Ella agitó la melena y volvió a reírse mirando para arriba. Falucho vio que no tenía oro del otro lado de la boca sino un agujero negro. A mina regalada no se le miran los dientes decía el Payo Cequeira. Pero al bañerito se le retiraron o confundieron las ganas.

–¿Me lo pruebo? –amagó ella con el primer botoncito de la blusa floreada–. ¿Querés ver?

El ni advirtió el tuteo pero negó, le alcanzó el corpiño.

–Cámbiese tranquila –salió de la casilla y cerró la puerta.

Cuando Gladys apareció con el dos piezas a lunares justo –tenía muchísima más cara de Marta, de Norma o de Graciela, incluso de Ramona, pero dijo Gladys al prestarle una mano algo ajada y tardía– el diálogo siguió desde otro lugar:

–¿Cómo te puedo agradecer, nene? ¿Qué te gusta?

–Los alfajores.

–¿Cuántos años tenés?

Falucho le dijo tres más. Hubo una pausa.

–¿Y usted?

Gladys le dijo ocho menos.

–Me tengo que ir –dijo él.

La atorranta supo cómo sacarle a Falucho el dato de la París.

–Toco y canto un poco ahí. Música tropical.

–A mí también me gusta la música: bailo –y enseguida, sin transición e inolvidable–: Fui la novia de Roberto Yanés.

–Ah.

Gladys contó que era tucumana y lo había conocido a Roberto cuando él estuvo allá, dijo que intimaron y que él le dedicó “Escríbeme”. Ella viajó un par de veces para encontrarse con él en Buenos Aires, pero después se distanciaron por las giras y el tipo de vida que llevaba él, los compromisos. Que ahora eran buenos amigos, y que ella había empezado a bailar y estaba haciendo la temporada en un local de la zona de la Terminal y que eran muy exigentes con las marcas de sol.

–¿Se saca todo?

Gladys no contestó pero le aclaró que la espalda tenía que dar parejo. Eso fue exactamente lo que dijo: dar parejo.

–La voy a ir a ver.

Ella dijo que no lo iban a dejar entrar. Pero que podía hacer algo.

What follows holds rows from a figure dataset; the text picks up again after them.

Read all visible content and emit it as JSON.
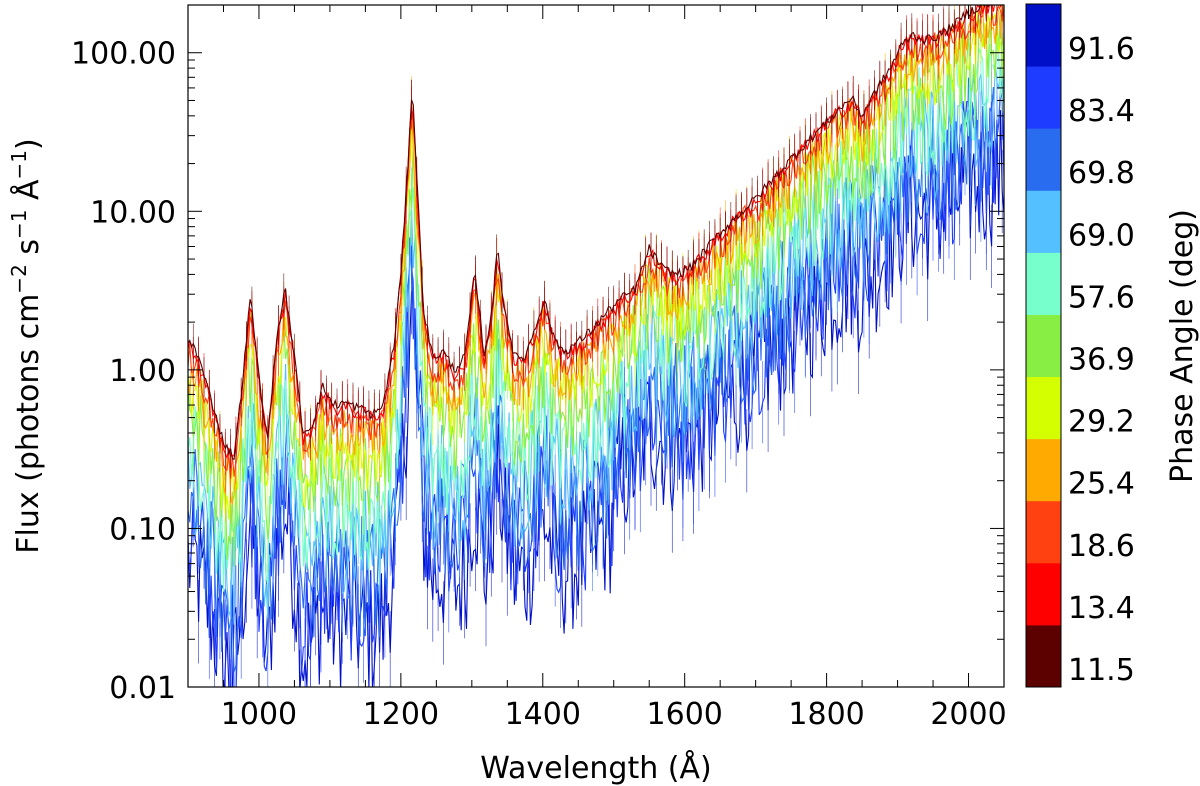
{
  "chart_data": {
    "type": "line",
    "title": "",
    "xlabel": "Wavelength (Å)",
    "ylabel_parts": [
      "Flux (photons cm",
      "−2",
      " s",
      "−1",
      " Å",
      "−1",
      ")"
    ],
    "xlim": [
      900,
      2050
    ],
    "ylim": [
      0.01,
      200
    ],
    "yscale": "log",
    "grid": false,
    "x_ticks": [
      {
        "value": 1000,
        "label": "1000"
      },
      {
        "value": 1200,
        "label": "1200"
      },
      {
        "value": 1400,
        "label": "1400"
      },
      {
        "value": 1600,
        "label": "1600"
      },
      {
        "value": 1800,
        "label": "1800"
      },
      {
        "value": 2000,
        "label": "2000"
      }
    ],
    "y_ticks": [
      {
        "value": 0.01,
        "label": "0.01"
      },
      {
        "value": 0.1,
        "label": "0.10"
      },
      {
        "value": 1,
        "label": "1.00"
      },
      {
        "value": 10,
        "label": "10.00"
      },
      {
        "value": 100,
        "label": "100.00"
      }
    ],
    "colorbar": {
      "title": "Phase Angle (deg)",
      "entries": [
        {
          "label": "11.5",
          "color": "#5c0000"
        },
        {
          "label": "13.4",
          "color": "#ff0000"
        },
        {
          "label": "18.6",
          "color": "#ff4010"
        },
        {
          "label": "25.4",
          "color": "#ffaa00"
        },
        {
          "label": "29.2",
          "color": "#d4ff00"
        },
        {
          "label": "36.9",
          "color": "#88ee44"
        },
        {
          "label": "57.6",
          "color": "#77ffcc"
        },
        {
          "label": "69.0",
          "color": "#55c0ff"
        },
        {
          "label": "69.8",
          "color": "#2a6cf0"
        },
        {
          "label": "83.4",
          "color": "#1e3cff"
        },
        {
          "label": "91.6",
          "color": "#0010c8"
        }
      ]
    },
    "base_spectrum": {
      "wavelength": [
        900,
        910,
        920,
        935,
        950,
        965,
        975,
        988,
        1000,
        1012,
        1025,
        1037,
        1050,
        1062,
        1075,
        1090,
        1105,
        1120,
        1140,
        1160,
        1175,
        1190,
        1200,
        1210,
        1216,
        1222,
        1232,
        1245,
        1260,
        1275,
        1290,
        1304,
        1318,
        1330,
        1336,
        1345,
        1360,
        1375,
        1390,
        1402,
        1415,
        1430,
        1450,
        1470,
        1490,
        1510,
        1530,
        1550,
        1570,
        1590,
        1610,
        1640,
        1670,
        1700,
        1730,
        1760,
        1790,
        1820,
        1835,
        1850,
        1870,
        1890,
        1905,
        1920,
        1940,
        1960,
        1980,
        2000,
        2020,
        2040,
        2050
      ],
      "flux": [
        1.5,
        1.4,
        1.0,
        0.6,
        0.35,
        0.28,
        0.7,
        2.9,
        0.9,
        0.35,
        1.6,
        3.2,
        1.2,
        0.4,
        0.45,
        0.78,
        0.6,
        0.62,
        0.58,
        0.52,
        0.6,
        1.4,
        4.0,
        20,
        65,
        18,
        2.4,
        1.2,
        1.3,
        1.0,
        1.2,
        4.1,
        1.2,
        2.8,
        6.0,
        2.6,
        1.2,
        1.2,
        1.9,
        2.8,
        1.6,
        1.3,
        1.5,
        1.8,
        2.3,
        2.8,
        3.2,
        5.8,
        4.3,
        4.0,
        4.5,
        6.5,
        9.0,
        12.0,
        17.0,
        24.0,
        33.0,
        45.0,
        52.0,
        40.0,
        58.0,
        80.0,
        110.0,
        130.0,
        120.0,
        130.0,
        150.0,
        180.0,
        200.0,
        210.0,
        215.0
      ]
    },
    "series": [
      {
        "name": "11.5",
        "scale": 1.0
      },
      {
        "name": "13.4",
        "scale": 0.95
      },
      {
        "name": "18.6",
        "scale": 0.85
      },
      {
        "name": "25.4",
        "scale": 0.72
      },
      {
        "name": "29.2",
        "scale": 0.6
      },
      {
        "name": "36.9",
        "scale": 0.45
      },
      {
        "name": "57.6",
        "scale": 0.3
      },
      {
        "name": "69.0",
        "scale": 0.22
      },
      {
        "name": "69.8",
        "scale": 0.15
      },
      {
        "name": "83.4",
        "scale": 0.11
      },
      {
        "name": "91.6",
        "scale": 0.08
      }
    ]
  }
}
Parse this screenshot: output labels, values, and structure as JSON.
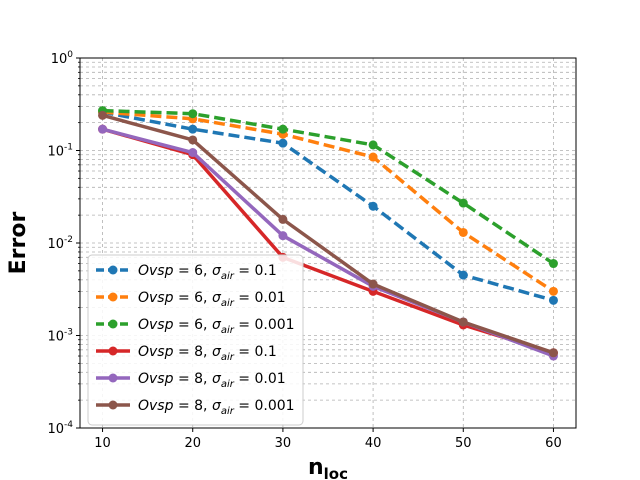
{
  "chart_data": {
    "type": "line",
    "title": "",
    "xlabel": "n",
    "xlabel_sub": "loc",
    "ylabel": "Error",
    "yscale": "log",
    "ylim": [
      0.0001,
      1
    ],
    "xlim": [
      7.5,
      62.5
    ],
    "grid": true,
    "legend_position": "lower-left",
    "x": [
      10,
      20,
      30,
      40,
      50,
      60
    ],
    "x_ticks": [
      "10",
      "20",
      "30",
      "40",
      "50",
      "60"
    ],
    "y_ticks": [
      {
        "base": "10",
        "exp": "-4",
        "value": 0.0001
      },
      {
        "base": "10",
        "exp": "-3",
        "value": 0.001
      },
      {
        "base": "10",
        "exp": "-2",
        "value": 0.01
      },
      {
        "base": "10",
        "exp": "-1",
        "value": 0.1
      },
      {
        "base": "10",
        "exp": "0",
        "value": 1
      }
    ],
    "series": [
      {
        "name": "Ovsp = 6, σair = 0.1",
        "ovsp": "6",
        "sigma": "0.1",
        "color": "#1f77b4",
        "dashed": true,
        "values": [
          0.26,
          0.17,
          0.12,
          0.025,
          0.0045,
          0.0024
        ]
      },
      {
        "name": "Ovsp = 6, σair = 0.01",
        "ovsp": "6",
        "sigma": "0.01",
        "color": "#ff7f0e",
        "dashed": true,
        "values": [
          0.26,
          0.22,
          0.15,
          0.085,
          0.013,
          0.003
        ]
      },
      {
        "name": "Ovsp = 6, σair = 0.001",
        "ovsp": "6",
        "sigma": "0.001",
        "color": "#2ca02c",
        "dashed": true,
        "values": [
          0.27,
          0.25,
          0.17,
          0.115,
          0.027,
          0.006
        ]
      },
      {
        "name": "Ovsp = 8, σair = 0.1",
        "ovsp": "8",
        "sigma": "0.1",
        "color": "#d62728",
        "dashed": false,
        "values": [
          0.17,
          0.09,
          0.007,
          0.003,
          0.0013,
          0.00065
        ]
      },
      {
        "name": "Ovsp = 8, σair = 0.01",
        "ovsp": "8",
        "sigma": "0.01",
        "color": "#9467bd",
        "dashed": false,
        "values": [
          0.17,
          0.095,
          0.012,
          0.0034,
          0.0014,
          0.0006
        ]
      },
      {
        "name": "Ovsp = 8, σair = 0.001",
        "ovsp": "8",
        "sigma": "0.001",
        "color": "#8c564b",
        "dashed": false,
        "values": [
          0.24,
          0.13,
          0.018,
          0.0036,
          0.0014,
          0.00065
        ]
      }
    ]
  }
}
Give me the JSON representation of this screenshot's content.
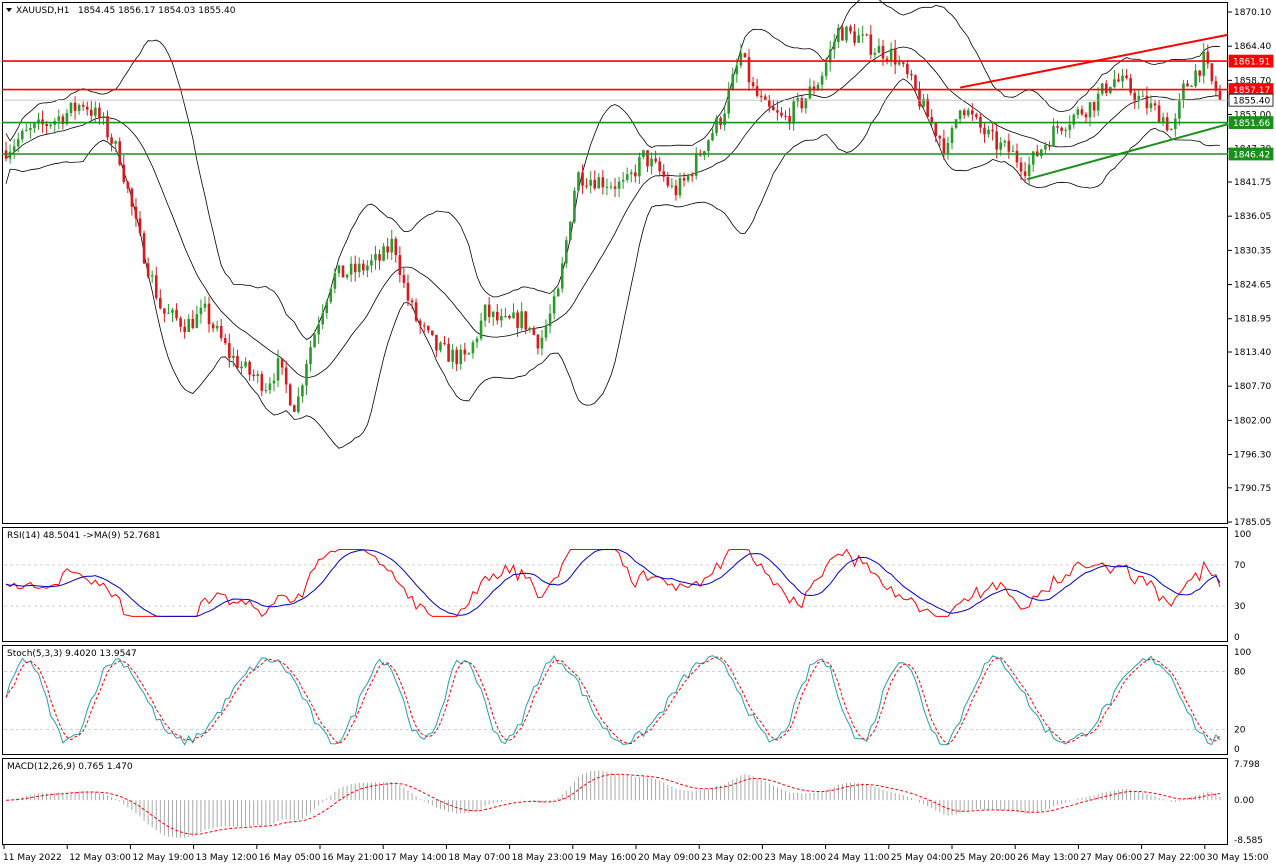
{
  "header": {
    "symbol": "XAUUSD,H1",
    "ohlc": "1854.45 1856.17 1854.03 1855.40"
  },
  "colors": {
    "bull": "#2a9a2a",
    "bear": "#d81a1a",
    "bands": "#000000",
    "resistance": "#ff0000",
    "support": "#1a8f1a",
    "price_label_bg": "#ffffff",
    "rsi": "#ff0000",
    "rsi_ma": "#0000c8",
    "stoch_main": "#20a0b0",
    "stoch_signal": "#ff0000",
    "macd_hist": "#a0a0a0",
    "macd_signal": "#ff0000"
  },
  "chart_data": {
    "type": "candlestick",
    "timeframe": "H1",
    "y_ticks": [
      "1870.10",
      "1864.40",
      "1858.70",
      "1853.00",
      "1847.30",
      "1841.75",
      "1836.05",
      "1830.35",
      "1824.65",
      "1818.95",
      "1813.40",
      "1807.70",
      "1802.00",
      "1796.30",
      "1790.75",
      "1785.05"
    ],
    "ylim": [
      1785.05,
      1870.1
    ],
    "x_tick_labels": [
      "11 May 2022",
      "12 May 03:00",
      "12 May 19:00",
      "13 May 12:00",
      "16 May 05:00",
      "16 May 21:00",
      "17 May 14:00",
      "18 May 07:00",
      "18 May 23:00",
      "19 May 16:00",
      "20 May 09:00",
      "23 May 02:00",
      "23 May 18:00",
      "24 May 11:00",
      "25 May 04:00",
      "25 May 20:00",
      "26 May 13:00",
      "27 May 06:00",
      "27 May 22:00",
      "30 May 15:00"
    ],
    "horizontal_levels": [
      {
        "label": "1861.91",
        "value": 1861.91,
        "kind": "resistance"
      },
      {
        "label": "1857.17",
        "value": 1857.17,
        "kind": "resistance"
      },
      {
        "label": "1855.40",
        "value": 1855.4,
        "kind": "current"
      },
      {
        "label": "1851.66",
        "value": 1851.66,
        "kind": "support"
      },
      {
        "label": "1846.42",
        "value": 1846.42,
        "kind": "support"
      }
    ],
    "trendlines": [
      {
        "kind": "resistance",
        "from": [
          0.785,
          1857.5
        ],
        "to": [
          1.0,
          1866.3
        ]
      },
      {
        "kind": "support",
        "from": [
          0.84,
          1842.2
        ],
        "to": [
          1.0,
          1851.4
        ]
      }
    ],
    "price_anchors": [
      [
        0.0,
        1847
      ],
      [
        0.02,
        1850
      ],
      [
        0.05,
        1853
      ],
      [
        0.065,
        1855
      ],
      [
        0.08,
        1852
      ],
      [
        0.095,
        1846
      ],
      [
        0.11,
        1833
      ],
      [
        0.13,
        1820
      ],
      [
        0.15,
        1818
      ],
      [
        0.165,
        1820
      ],
      [
        0.185,
        1813
      ],
      [
        0.2,
        1810
      ],
      [
        0.215,
        1808
      ],
      [
        0.225,
        1811
      ],
      [
        0.235,
        1806
      ],
      [
        0.24,
        1804
      ],
      [
        0.248,
        1812
      ],
      [
        0.26,
        1820
      ],
      [
        0.27,
        1826
      ],
      [
        0.29,
        1827
      ],
      [
        0.31,
        1829
      ],
      [
        0.32,
        1832
      ],
      [
        0.33,
        1823
      ],
      [
        0.34,
        1818
      ],
      [
        0.355,
        1814
      ],
      [
        0.365,
        1813
      ],
      [
        0.38,
        1812
      ],
      [
        0.395,
        1820
      ],
      [
        0.41,
        1818
      ],
      [
        0.425,
        1819
      ],
      [
        0.44,
        1815
      ],
      [
        0.455,
        1823
      ],
      [
        0.47,
        1843
      ],
      [
        0.49,
        1842
      ],
      [
        0.51,
        1841
      ],
      [
        0.525,
        1846
      ],
      [
        0.54,
        1843
      ],
      [
        0.55,
        1840
      ],
      [
        0.56,
        1842
      ],
      [
        0.575,
        1848
      ],
      [
        0.59,
        1853
      ],
      [
        0.605,
        1863
      ],
      [
        0.615,
        1857
      ],
      [
        0.625,
        1854
      ],
      [
        0.64,
        1852
      ],
      [
        0.655,
        1855
      ],
      [
        0.67,
        1859
      ],
      [
        0.685,
        1867
      ],
      [
        0.7,
        1866
      ],
      [
        0.715,
        1864
      ],
      [
        0.73,
        1863
      ],
      [
        0.745,
        1858
      ],
      [
        0.76,
        1852
      ],
      [
        0.775,
        1847
      ],
      [
        0.785,
        1855
      ],
      [
        0.8,
        1851
      ],
      [
        0.815,
        1848
      ],
      [
        0.825,
        1847
      ],
      [
        0.84,
        1844
      ],
      [
        0.85,
        1847
      ],
      [
        0.865,
        1851
      ],
      [
        0.88,
        1853
      ],
      [
        0.895,
        1855
      ],
      [
        0.91,
        1859
      ],
      [
        0.92,
        1858
      ],
      [
        0.935,
        1855
      ],
      [
        0.95,
        1853
      ],
      [
        0.96,
        1850
      ],
      [
        0.968,
        1857
      ],
      [
        0.978,
        1860
      ],
      [
        0.985,
        1862
      ],
      [
        0.992,
        1858
      ],
      [
        1.0,
        1855.4
      ]
    ],
    "indicators": {
      "rsi": {
        "label": "RSI(14) 48.5041  ->MA(9) 52.7681",
        "value": 48.5041,
        "ma": 52.7681,
        "levels": [
          "100",
          "70",
          "30",
          "0"
        ],
        "ylim": [
          0,
          100
        ]
      },
      "stochastic": {
        "label": "Stoch(5,3,3) 9.4020 13.9547",
        "main": 9.402,
        "signal": 13.9547,
        "levels": [
          "100",
          "80",
          "20",
          "0"
        ],
        "ylim": [
          0,
          100
        ]
      },
      "macd": {
        "label": "MACD(12,26,9) 0.765 1.470",
        "main": 0.765,
        "signal": 1.47,
        "levels": [
          "7.798",
          "0.00",
          "-8.585"
        ],
        "ylim": [
          -8.585,
          7.798
        ]
      }
    }
  }
}
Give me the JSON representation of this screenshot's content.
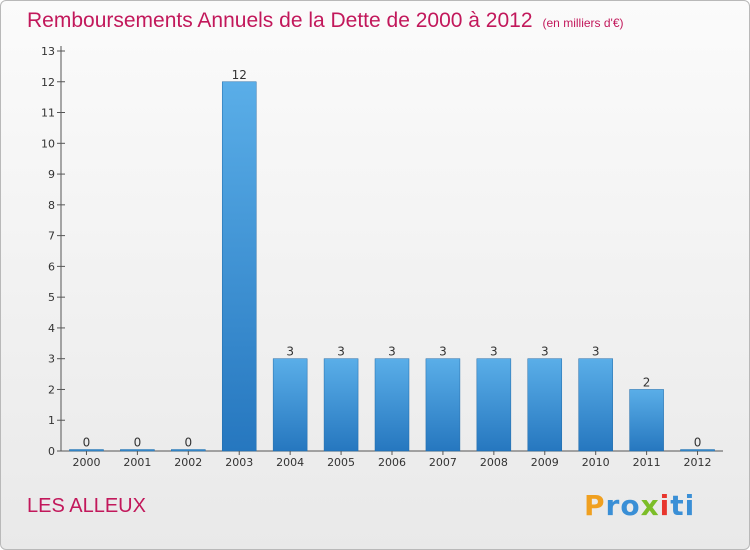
{
  "chart_data": {
    "type": "bar",
    "title": "Remboursements Annuels de la Dette de 2000 à 2012",
    "subtitle": "(en milliers d'€)",
    "categories": [
      "2000",
      "2001",
      "2002",
      "2003",
      "2004",
      "2005",
      "2006",
      "2007",
      "2008",
      "2009",
      "2010",
      "2011",
      "2012"
    ],
    "values": [
      0,
      0,
      0,
      12,
      3,
      3,
      3,
      3,
      3,
      3,
      3,
      2,
      0
    ],
    "ylim": [
      0,
      13
    ],
    "yticks": [
      0,
      1,
      2,
      3,
      4,
      5,
      6,
      7,
      8,
      9,
      10,
      11,
      12,
      13
    ],
    "bar_color": "#3a8fd6",
    "grid": false,
    "legend": "none"
  },
  "city": "LES ALLEUX",
  "logo": {
    "letters": [
      "P",
      "r",
      "o",
      "x",
      "i",
      "t",
      "i"
    ],
    "colors": [
      "#f0a020",
      "#3a8fd6",
      "#3a8fd6",
      "#7cbd28",
      "#e8362d",
      "#3a8fd6",
      "#3a8fd6"
    ]
  }
}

–¿Cuánto me puede costar? ¿Una caja de Havanna?

–No como alfajores –dijo ella y se detuvo.

–¿Qué come?

Gladys tampoco esta vez dijo nada pero le echó una mínima mirada bajo el cinturón.

–Estoy a régimen. Como sólo una cosa.

A partir de ese día cada tanto Falucho iba a comer con Gladys. A veces ella iba a la París; a veces –menos veces–, él pasaba por El Purgatorio, el boliche de la Terminal.

El problema fue que después de ese episodio al negrito todas lo querían probar. Y lo habitual era buscarle conversación sobre el estado del mar, pedirle una reposera, fuego o permiso para calentar el agua para el mate. Las más audaces optaban por ahogarse.

Hubo al verano siguiente una mina, recordada después como La Ahogada, que tuvo que sacarla tres veces en el mismo fin de semana. Decía Falucho que cuando al fin se encamaron todavía le salía agua por la nariz durante las sacudidas. Pero no hay por qué creerle. Se sabe que los bañeros exageran.